KKN Dik Plus Umroh, mahasiswa FKIP UMS dapat pengalaman global di Arab Saudi
KKN Dik Plus Umroh, Mahasiswa FKIP UMS Mendapat Pengalaman Global di Arab Saudi
Solo, 24 Agustus 2023 – Fakultas Keguruan dan Ilmu Pendidikan (FKIP) Universitas Muhammadiyah Surakarta (UMS) kembali menunjukkan komitmennya dalam memperkuat program internasionalisasi melalui kegiatan Kuliah Kerja Nyata Pendidikan (KKN Dik) Plus Umroh. Dua mahasiswi FKIP UMS, Annisa Diah Miftakhul Awalin dan Qonita Lathifatus Tsaniyah, telah resmi menjalani KKN Dik di Sekolah Indonesia Jeddah (SIJ), Arab Saudi.
Dekan FKIP UMS Prof. Dr.
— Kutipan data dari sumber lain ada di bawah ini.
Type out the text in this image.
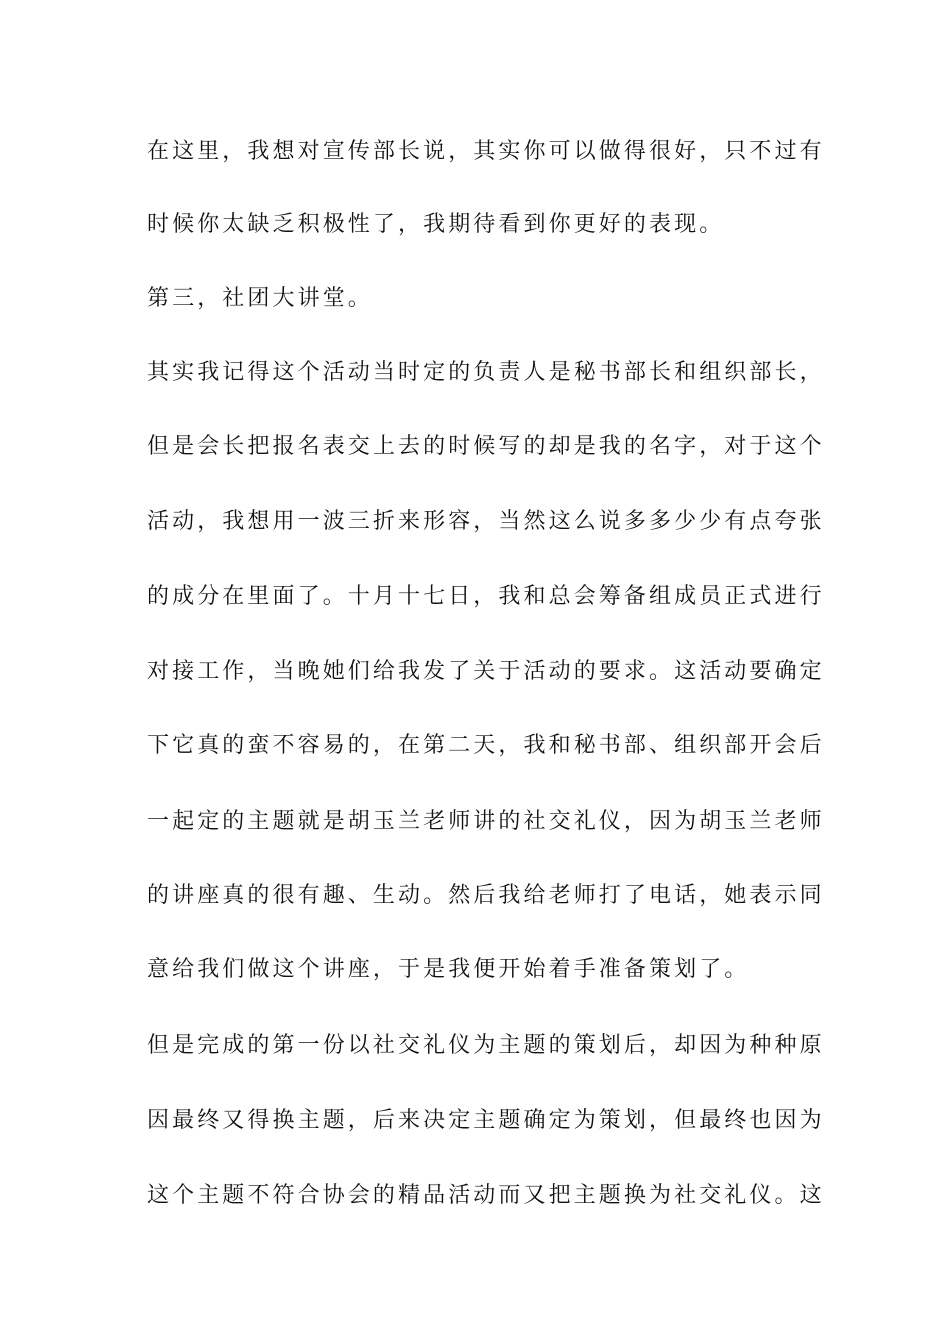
在这里，我想对宣传部长说，其实你可以做得很好，只不过有
时候你太缺乏积极性了，我期待看到你更好的表现。
第三，社团大讲堂。
其实我记得这个活动当时定的负责人是秘书部长和组织部长，
但是会长把报名表交上去的时候写的却是我的名字，对于这个
活动，我想用一波三折来形容，当然这么说多多少少有点夸张
的成分在里面了。十月十七日，我和总会筹备组成员正式进行
对接工作，当晚她们给我发了关于活动的要求。这活动要确定
下它真的蛮不容易的，在第二天，我和秘书部、组织部开会后
一起定的主题就是胡玉兰老师讲的社交礼仪，因为胡玉兰老师
的讲座真的很有趣、生动。然后我给老师打了电话，她表示同
意给我们做这个讲座，于是我便开始着手准备策划了。
但是完成的第一份以社交礼仪为主题的策划后，却因为种种原
因最终又得换主题，后来决定主题确定为策划，但最终也因为
这个主题不符合协会的精品活动而又把主题换为社交礼仪。这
Anam Sutopo, M.Hum., menjelaskan bahwa orientasi awal KKN Dik tersebut dijalankan pada Selasa, 22 Agustus 2023. Kegiatan ini meliputi perkenalan dengan pihak Sekolah Indonesia Jeddah, pembagian tugas dan tanggung jawab, serta penjelasan mengenai program KKN Dik yang akan dijalankan. “Kami berharap KKN Dik ini menjadi pengalaman berharga bagi kedua mahasiswa kami untuk mengembangkan diri, sekaligus memperluas wawasan di kancah internasional,” ujar Prof. Anam.
Program ini terintegrasi dengan kegiatan Umroh sehingga mahasiswa dapat menumbuhkan keimanan dan ketakwaan, serta mendapatkan pengalaman spiritual yang mendalam.
Annisa Diah Miftakhul Awalin dan Qonita Lathifatus Tsaniyah, keduanya mahasiswa program studi Pendidikan Bahasa Inggris FKIP UMS, mengungkapkan rasa antusias dan semangat untuk dapat menjalani program KKN Dik ini. Annisa menilai program ini adalah kesempatan emas untuk memperdalam pemahaman mengenai sistem pendidikan di negeri orang dan memperkaya pengalaman mengajar.
“Sebagai calon guru, saya ingin membagikan ilmu dan pengalaman yang saya miliki kepada siswa-siswa dalam program KKN Dik ini,” ujar Annisa.
Sementara itu, Qonita Lathifatus Tsaniyah menambahkan bahwa ia memiliki target untuk mengembangkan kemampuan bahasa Arabnya selama menjalani program ini. Ia juga bersemangat untuk belajar budaya Arab dan menjalin koneksi dengan masyarakat setempat.
“Saya ingin mendapatkan pengalaman langsung mengenai pendidikan anak-anak muslim di Arab Saudi. Program KKN Dik ini menjadi wadah bagi saya untuk belajar dan berkembang di luar zona nyaman,” ungkap Qonita.
KKN Dik Plus Umroh ini merupakan salah satu upaya strategis FKIP UMS dalam meningkatkan kualitas dan daya saing mahasiswa. Selain memperoleh pengalaman global, mahasiswa juga diharapkan dapat mengembangkan soft skills seperti kemampuan beradaptasi, komunikatif, kreatif, dan kritis.
Program ini juga dipercaya dapat memperluas jaringan kerjasama internasional FKIP UMS, khususnya dengan SIJ.
Keberhasilan program ini diharapkan dapat memberikan kontribusi positif bagi mahasiswa, pendidikan, dan ilmu pengetahuan di bidang pendidikan, serta meneguhkan posisi Universitas Muhammadiyah Surakarta sebagai salah satu perguruan tinggi terkemuka di Indonesia.